WHAT SKILLS AND TRAINING DO YOU NEED?
- Bachelor’s or Master’s degree in Computer Science, Engineering, Data Science, or a related technical field.
- 3–6 years of hands-on experience in ML engineering or applied MLOps roles within enterprise-scale environments.
- Proven experience designing, deploying, and maintaining machine learning models using modern MLOps and DevOps practices.
- Hands-on experience with Dataiku as a primary platform for ML orchestration, workflow automation, and operationalization of AI solutions.
- Strong experience with Azure cloud data platforms, including Snowflake and deployment frameworks like Snowpark or similar container services.
- Proficiency in building and maintaining CI/CD pipelines for ML, including model versioning, monitoring, and rollback strategies.
- Familiarity with GenAI tools and practices is considered a strong asset.
- Relevant certifications (e.g., Dataiku DSS, Snowflake, Azure ML, MLOps platforms) are considered an advantage.
- Experience working in Agile/SAFe environments and cross-functional product teams.
- Preferably: Bilingual (English and French) to support collaboration across regional and global initiatives.
- Implement projects or training throughout our different sites, including those outside Quebec.
- Work closely with teams from our Windsor, Ontario site.
- Strong understanding of ML engineering practices including MLOps, LLMOps, and model lifecycle management.
- Knowledge of cloud-based ML tools, containerized environments, and orchestration systems.
- Familiarity with ML observability, model drift monitoring, and pipeline instrumentation.
- Deep working knowledge of Dataiku as a central AI platform, including its capabilities for orchestrating ML workflows, automating pipelines, and operationalizing AI models at scale.
- Awareness of AI security, compliance, and governance principles in regulated environments.
- Familiarity with data engineering concepts and tools, particularly within Azure environments (e.g., Azure Data Factory), for building scalable data ingestion and transformation pipelines.
- Proficiency in building end-to-end ML pipelines using modern toolchains.

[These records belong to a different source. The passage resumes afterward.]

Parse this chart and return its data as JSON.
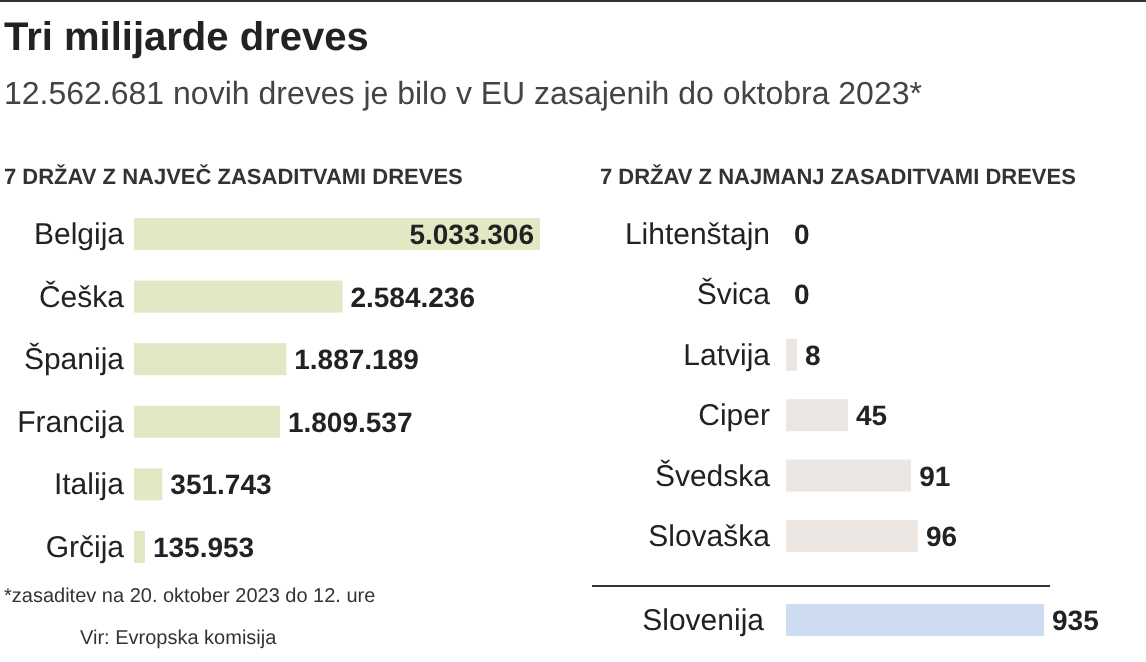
{
  "chart_data": [
    {
      "type": "other",
      "title": "Tri milijarde dreves",
      "subtitle": "12.562.681 novih dreves je bilo v EU zasajenih do oktobra 2023*",
      "annotations": [
        "*zasaditev na 20. oktober 2023 do 12. ure",
        "Vir: Evropska komisija"
      ]
    },
    {
      "type": "bar",
      "orientation": "horizontal",
      "title": "7 DRŽAV Z NAJVEČ ZASADITVAMI DREVES",
      "categories": [
        "Belgija",
        "Češka",
        "Španija",
        "Francija",
        "Italija",
        "Grčija"
      ],
      "values": [
        5033306,
        2584236,
        1887189,
        1809537,
        351743,
        135953
      ],
      "value_labels": [
        "5.033.306",
        "2.584.236",
        "1.887.189",
        "1.809.537",
        "351.743",
        "135.953"
      ],
      "color": "#e0e8c4"
    },
    {
      "type": "bar",
      "orientation": "horizontal",
      "title": "7 DRŽAV Z NAJMANJ ZASADITVAMI DREVES",
      "categories": [
        "Lihtenštajn",
        "Švica",
        "Latvija",
        "Ciper",
        "Švedska",
        "Slovaška"
      ],
      "values": [
        0,
        0,
        8,
        45,
        91,
        96
      ],
      "value_labels": [
        "0",
        "0",
        "8",
        "45",
        "91",
        "96"
      ],
      "color": "#ece6e2"
    },
    {
      "type": "bar",
      "orientation": "horizontal",
      "categories": [
        "Slovenija"
      ],
      "values": [
        935
      ],
      "value_labels": [
        "935"
      ],
      "color": "#cddcf0"
    }
  ]
}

- Skilled in CI/CD for ML, containerized deployments, and model monitoring systems.
- Hands-on experience designing and deploying workflows within Dataiku, including plugins, scenarios, custom recipes, and model versioning.
- Hands-on experience with machine learning frameworks such as TensorFlow, PyTorch, or Keras for developing, training, and optimizing advanced models, as well as with Snowpark or similar frameworks for deploying and operationalizing models within cloud-based data platforms.
- Strong coding skills in Python and familiarity with data science libraries and frameworks (e.g., scikit-learn, MLflow, Hugging Face).
- Detail-oriented and committed to production-quality, scalable AI development.
- Highly collaborative and able to work closely with data scientists, engineers, and product teams.
- Adaptable to changing technologies and priorities in a fast-paced AI/ML environment.
- Strong communication skills with the ability to clearly articulate technical concepts to both technical and non-technical stakeholders.
- Curious, proactive, and passionate about building sustainable and impactful AI systems.